Wir fragen uns, wozu dieser Vergleich dient, wo doch die SPÖ selbst immer wieder verspricht, die Makler_innengebühren generell abzuschaffen – eine gute Idee übrigens, auf deren Umsetzung wir dringend warten! Eine weitere Themenverfehlung ist der Hinweis darauf, dass für Gemeindewohnungen keine Lagezuschläge verrechnet werden – diese große Leistung wurde erst möglich, weil einst eine SPÖ-dominierte Regierung den Lagezuschlag ins MRG geschrieben hat. Um uns später zu beweisen, dass die „Unternehmung Stadt Wien – Wiener Wohnen“ selbstlos darauf verzichten kann?
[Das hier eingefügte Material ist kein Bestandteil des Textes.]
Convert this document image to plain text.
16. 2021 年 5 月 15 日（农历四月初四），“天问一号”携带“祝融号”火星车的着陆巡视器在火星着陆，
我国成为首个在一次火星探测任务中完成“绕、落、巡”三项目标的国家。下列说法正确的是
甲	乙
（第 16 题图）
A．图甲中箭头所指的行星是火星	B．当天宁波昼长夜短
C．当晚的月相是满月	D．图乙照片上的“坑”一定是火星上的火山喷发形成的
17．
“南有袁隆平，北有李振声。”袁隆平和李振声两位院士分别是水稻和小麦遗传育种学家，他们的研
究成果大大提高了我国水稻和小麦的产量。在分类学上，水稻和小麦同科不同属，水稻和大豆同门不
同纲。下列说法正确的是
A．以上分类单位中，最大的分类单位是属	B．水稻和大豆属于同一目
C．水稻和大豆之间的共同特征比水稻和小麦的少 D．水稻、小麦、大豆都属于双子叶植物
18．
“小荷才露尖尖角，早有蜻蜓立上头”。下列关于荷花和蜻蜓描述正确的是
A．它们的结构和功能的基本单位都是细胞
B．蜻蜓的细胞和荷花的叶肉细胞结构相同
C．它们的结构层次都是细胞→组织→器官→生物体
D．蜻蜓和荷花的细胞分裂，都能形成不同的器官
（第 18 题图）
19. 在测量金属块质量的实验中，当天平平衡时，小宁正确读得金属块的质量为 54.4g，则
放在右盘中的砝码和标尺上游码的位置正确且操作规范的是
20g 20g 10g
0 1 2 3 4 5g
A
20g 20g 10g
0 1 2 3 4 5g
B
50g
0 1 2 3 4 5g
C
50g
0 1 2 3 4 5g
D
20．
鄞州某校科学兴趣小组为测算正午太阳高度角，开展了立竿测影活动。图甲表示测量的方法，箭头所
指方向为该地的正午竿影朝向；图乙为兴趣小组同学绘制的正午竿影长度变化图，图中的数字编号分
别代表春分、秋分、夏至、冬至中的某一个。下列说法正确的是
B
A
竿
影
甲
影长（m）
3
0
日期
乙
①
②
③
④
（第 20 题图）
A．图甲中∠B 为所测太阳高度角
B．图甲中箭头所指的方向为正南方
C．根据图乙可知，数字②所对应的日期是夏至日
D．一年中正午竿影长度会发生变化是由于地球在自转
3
3. Wohnbeihilfe statt leistbaren Wohnungen?
In der Antwort des Herrn Wohnbaustadtrat nimmt dieser auf die „Subjektförderung“ Bezug. Natürlich ist es sinnvoll, dass Benachteiligte einen Rechtsanspruch auf Unterstützung bei den Wohnkosten erhalten, und deren Berechnungsgrundlage mit steigenden Mieten ebenfalls steigt. Durch die Quersubventionierung steigender Mieten durch die Subjektförderung wird das Problem von hohen Mieten und Verdrängung allein nicht gelöst, sondern allenfalls gedämpft. Das ist die Lehre, die aus der Erfahrung vieler anderer Länder und Metropolen gezogen werden kann, die sich von der Objektförderung gänzlich verabschiedet haben und einzig und allein auf Mietzuschüsse für Benachteiligte umgesattelt haben. Wohnbeihilfe statt leistbarer Mieten ist keine Lösung der aktuellen Probleme.

Vergessen wird oft, dass viele Menschen in Wien erst gar keine Wohnbeihilfe bekommen, und das sind oft jene, die in überteuerten und unsicheren Wohnverhältnissen leben. Aber nicht nur für diese Gruppe ist es ein massives Problem, dass die Vergabepraxis nach der massiven Zunahme von Anträgen und steigendem Gesamtvolumen der Wohnbeihilfe seit 2008 viel restriktiver ausgelegt wird als zuvor.